You aren’t using try-with-resources, so you are having to A) manually close the Scanner yourself, and B) catch an exception just to print the stack-trace, which would happen automatically if you didn’t explicitly catch any exceptions. Additionally, you aren’t closing the scanner if an exception happens before you manually close the scanner, since execution directly jumps to your catch statement. You’d need a finally clause to close the scanner no matter how the try block is exited, and then you’d have to be worried about a possible exception in the finally clause, but all this is exactly what try-with-resources is designed for.

You should write your main function like:

public static void main(String[] args) throws Exception {
try (Scanner sc = new Scanner(System.in)) {
int size = sc.nextInt();
MagicSquare m = new MagicSquare(size);
m.solve(0);
}
}


Note you don’t need to call sc.close(), nor do you need a catch () clause. Of course, you should add your timing and print statements to the above; they were omitted for brevity.

## Algorithm

You’re original code tried 16 different values for the first cell, then 15 for the next cell, 14 for the next, 13 for the next, and so on, down to the last cell where one number remained. This gave 16! possible squares to check for “magicness”.

This new algorithm tries 16 different values for the first cell, 15 for the second, 14 for the third, and computes the value for the fourth cell. On the next row, it repeats this with 12 values for the fifth cell, 11 for the next, 10 for the next, and computes the value for the eighth cell. Ditto for the 3rd row, and finally the last row is computed.

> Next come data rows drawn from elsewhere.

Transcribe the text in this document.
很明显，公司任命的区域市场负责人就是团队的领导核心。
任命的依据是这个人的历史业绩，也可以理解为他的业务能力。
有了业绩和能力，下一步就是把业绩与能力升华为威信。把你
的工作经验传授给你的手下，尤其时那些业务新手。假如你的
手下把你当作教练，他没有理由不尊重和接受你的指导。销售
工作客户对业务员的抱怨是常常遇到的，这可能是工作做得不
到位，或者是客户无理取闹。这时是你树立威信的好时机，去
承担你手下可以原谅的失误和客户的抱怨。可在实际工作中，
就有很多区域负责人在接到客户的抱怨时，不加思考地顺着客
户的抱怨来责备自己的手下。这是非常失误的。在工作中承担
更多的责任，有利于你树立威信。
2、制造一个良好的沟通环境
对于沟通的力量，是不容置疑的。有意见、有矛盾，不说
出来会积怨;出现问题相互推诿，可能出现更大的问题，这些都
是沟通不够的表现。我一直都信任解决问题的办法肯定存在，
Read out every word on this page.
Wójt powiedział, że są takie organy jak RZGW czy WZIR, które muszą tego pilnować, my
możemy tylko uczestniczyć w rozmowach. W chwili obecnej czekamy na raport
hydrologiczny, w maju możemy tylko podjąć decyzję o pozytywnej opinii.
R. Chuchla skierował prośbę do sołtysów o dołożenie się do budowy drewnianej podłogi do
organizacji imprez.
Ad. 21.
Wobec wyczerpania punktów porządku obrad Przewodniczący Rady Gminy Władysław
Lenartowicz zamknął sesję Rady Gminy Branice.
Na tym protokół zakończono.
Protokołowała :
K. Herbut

This gives:

16*15*14 * 12*11*10 * 8*7*6 = 1,490,227,200 possible squares


which is an improvement of 14,040 times over 16! possible squares. We can further improve this. After exploring the row 0 solution space, instead of exploring the row 1 solution space (where you again have 4 unknowns and must pick 3 values and compute the fourth), explore the column 0 solution space. Here, we already have 1 known value (from row 0), so only need to explore 3 unknowns by picking 2 and computing the 3rd. After that, you continue with row 1, followed by column 1, then row 2 and column 2, and so on alternating between rows and columns. In the case of a 4x4 magic square, these are the number of possibilities you end up with each cell (1 cells being directly computed):

16 15 14  1
12  9  8  1
11  6  4  1
1  1  1  1


Total possibilities = 16*15*14 * 12*11 * 9*8 * 6 * 4 = 766,402,560 which is half as many possibilities, so can run in approximately half the time!

We can do even better, at the expense of determining a more complicated exploration path. After exploring row 0 and column 0, you have 2 knowns on one of the diagonals. This means if you can explore the diagonal next, with only 2 remaining unknowns, by picking 1 value for one diagonal cell (say, row 2, col 1), and computing the other (row 1, col 2). Then continue exploration of the rows and columns, alternating between rows and columns as you go. The 4x4 magic square exploration possibility space becomes:

16 15 14  1
12  7  1  1
11  9  4  1
1  1  1  1


Total possibilities = 16*15*14 * 12*11 * 9 * 7 * 4 = 111,767,040, which is approximately 1/13th of your current solution’s exploration space, and so could run in just 8% of your current time.